Abian's team is now performing additional studies that involve applying TLB on other cancer types. The group is also investigating specific protein biomarkers or changes in protein composition that might affect the probability score. However, Abian noted that while specific biomarkers will add biochemical specificity to the detection process, they may reduce the wide applicability of thermal liquid biopsy.
Abian highlighted that her team's overarching goal is to implement thermal liquid biopsy in the clinical space in order to provide substantial benefits in combination with other current techniques.
"The technique is low-cost, low-risk, and minimally invasive, which will improve patient adherence and quality of life, while reducing mortality rate," Abian said. "We are working on different cancers, including melanoma, lung cancer, gastric cancer, pancreatic cancer, ovarian cancer, and colorectal cancer."
While Abian's group is focusing on cancer-related malignancies, she believes that researchers could potentially apply TLB in other application. The researchers eventually aim to apply the probability score on a cohort of patients suffering from a chronic non-neoplastic disease to explore and compare potential alterations in serum TLB profiles unrelated to cancer.

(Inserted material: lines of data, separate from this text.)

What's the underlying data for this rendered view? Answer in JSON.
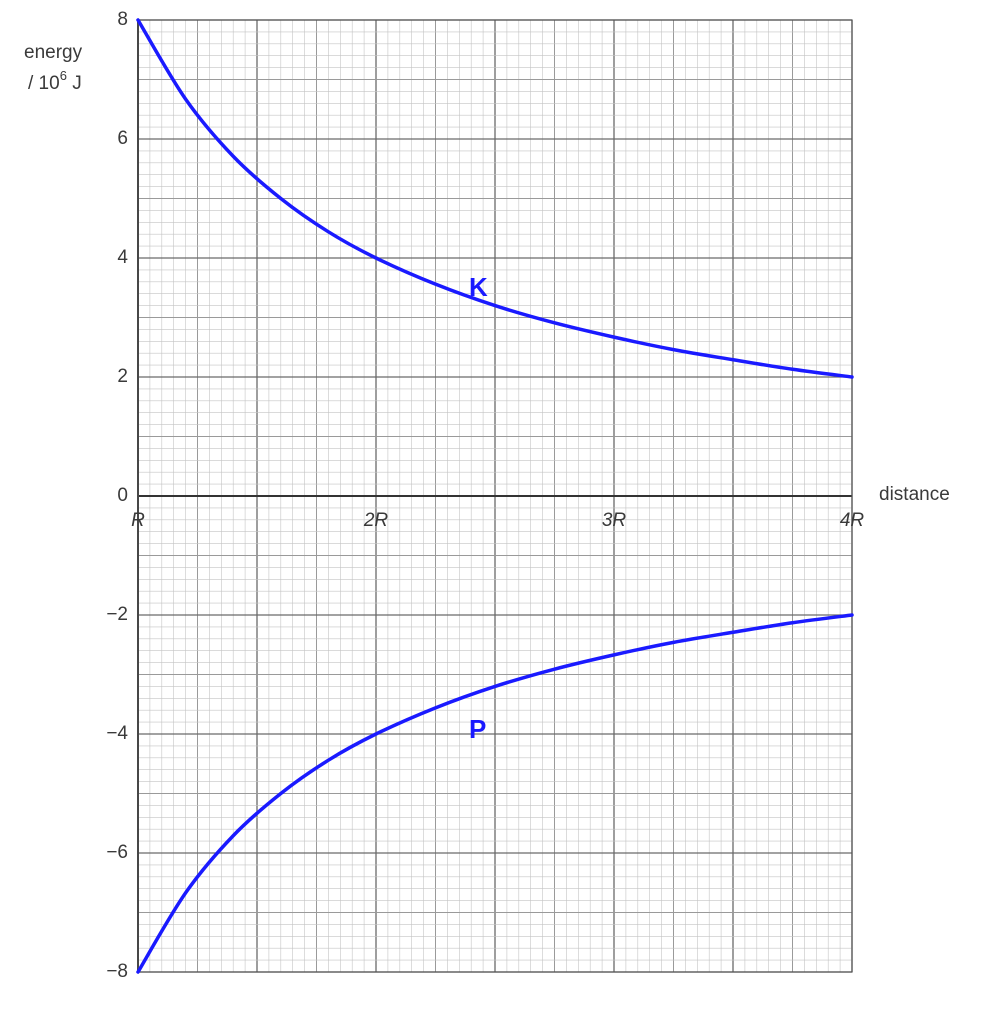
{
  "chart_data": {
    "type": "line",
    "ylabel_line1": "energy",
    "ylabel_unit_prefix": "/ 10",
    "ylabel_unit_exp": "6",
    "ylabel_unit_suffix": " J",
    "xlabel": "distance",
    "xlim": [
      1,
      4
    ],
    "ylim": [
      -8,
      8
    ],
    "grid": true,
    "y_ticks": [
      {
        "value": 8,
        "label": "8"
      },
      {
        "value": 6,
        "label": "6"
      },
      {
        "value": 4,
        "label": "4"
      },
      {
        "value": 2,
        "label": "2"
      },
      {
        "value": 0,
        "label": "0"
      },
      {
        "value": -2,
        "label": "−2"
      },
      {
        "value": -4,
        "label": "−4"
      },
      {
        "value": -6,
        "label": "−6"
      },
      {
        "value": -8,
        "label": "−8"
      }
    ],
    "x_ticks": [
      {
        "value": 1,
        "label": "R"
      },
      {
        "value": 2,
        "label": "2R"
      },
      {
        "value": 3,
        "label": "3R"
      },
      {
        "value": 4,
        "label": "4R"
      }
    ],
    "series": [
      {
        "name": "K",
        "color": "#1a1aff",
        "x": [
          1.0,
          1.2,
          1.4,
          1.6,
          1.8,
          2.0,
          2.25,
          2.5,
          2.75,
          3.0,
          3.25,
          3.5,
          3.75,
          4.0
        ],
        "y": [
          8.0,
          6.67,
          5.71,
          5.0,
          4.44,
          4.0,
          3.56,
          3.2,
          2.91,
          2.67,
          2.46,
          2.29,
          2.13,
          2.0
        ]
      },
      {
        "name": "P",
        "color": "#1a1aff",
        "x": [
          1.0,
          1.2,
          1.4,
          1.6,
          1.8,
          2.0,
          2.25,
          2.5,
          2.75,
          3.0,
          3.25,
          3.5,
          3.75,
          4.0
        ],
        "y": [
          -8.0,
          -6.67,
          -5.71,
          -5.0,
          -4.44,
          -4.0,
          -3.56,
          -3.2,
          -2.91,
          -2.67,
          -2.46,
          -2.29,
          -2.13,
          -2.0
        ]
      }
    ]
  }
}
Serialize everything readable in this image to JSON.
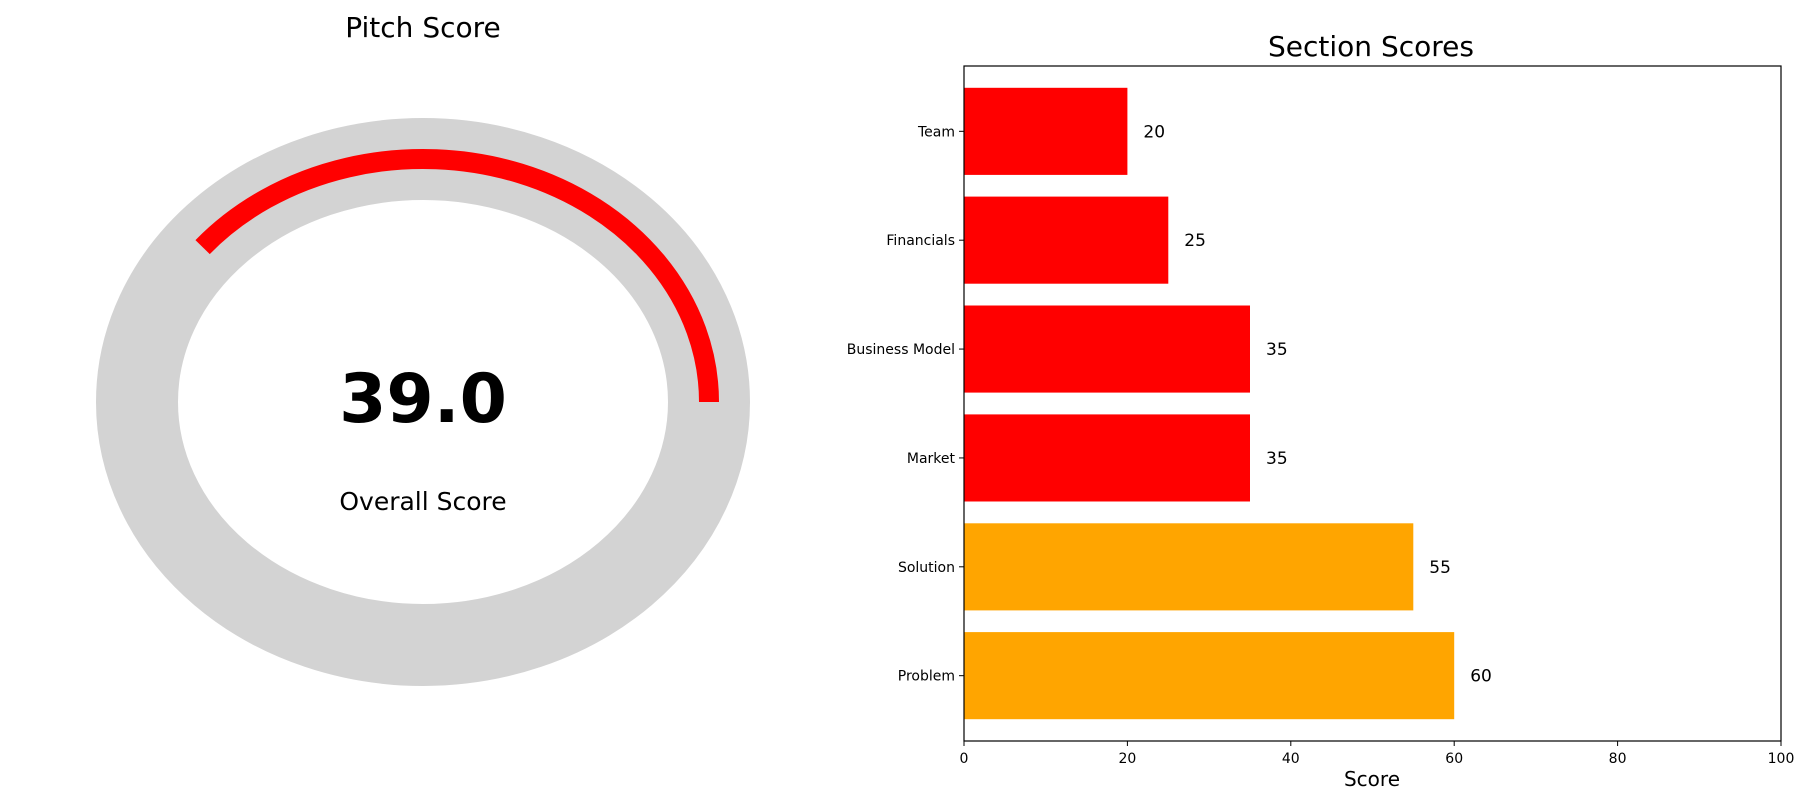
{
  "gauge": {
    "title": "Pitch Score",
    "value_text": "39.0",
    "subtitle": "Overall Score",
    "value": 39.0,
    "max": 100,
    "arc_color": "#ff0000",
    "track_color": "#d3d3d3"
  },
  "chart_data": {
    "type": "bar",
    "orientation": "horizontal",
    "title": "Section Scores",
    "xlabel": "Score",
    "ylabel": "",
    "categories": [
      "Problem",
      "Solution",
      "Market",
      "Business Model",
      "Financials",
      "Team"
    ],
    "values": [
      60,
      55,
      35,
      35,
      25,
      20
    ],
    "value_labels": [
      "60",
      "55",
      "35",
      "35",
      "25",
      "20"
    ],
    "colors": [
      "#ffa500",
      "#ffa500",
      "#ff0000",
      "#ff0000",
      "#ff0000",
      "#ff0000"
    ],
    "xlim": [
      0,
      100
    ],
    "xticks": [
      0,
      20,
      40,
      60,
      80,
      100
    ],
    "xtick_labels": [
      "0",
      "20",
      "40",
      "60",
      "80",
      "100"
    ],
    "grid": false
  }
}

The study authors believe that future work using the probability score will need to include more patients with Stage I and II lung cancer to determine if the stage is correlated with the intensity of TLB serum proteome alterations and false negatives.
"At this moment, there is no clear connection between tumor stage and alteration of the serum proteome," the study authors said. "It might be possible that early tumor stages are highly metabolically active, resulting in a largely markedly altered serum protein, whereas late stages are less metabolically active, leading to lower levels of serum protein alterations.'
Abian envisions translating TLB to the clinical space through a potential startup based at the University of Zaragoza. The team is now collaborating with several oncologists at local hospitals and with cancer screening programs in Aragon, Spain in order to establish the technique in clinical practice.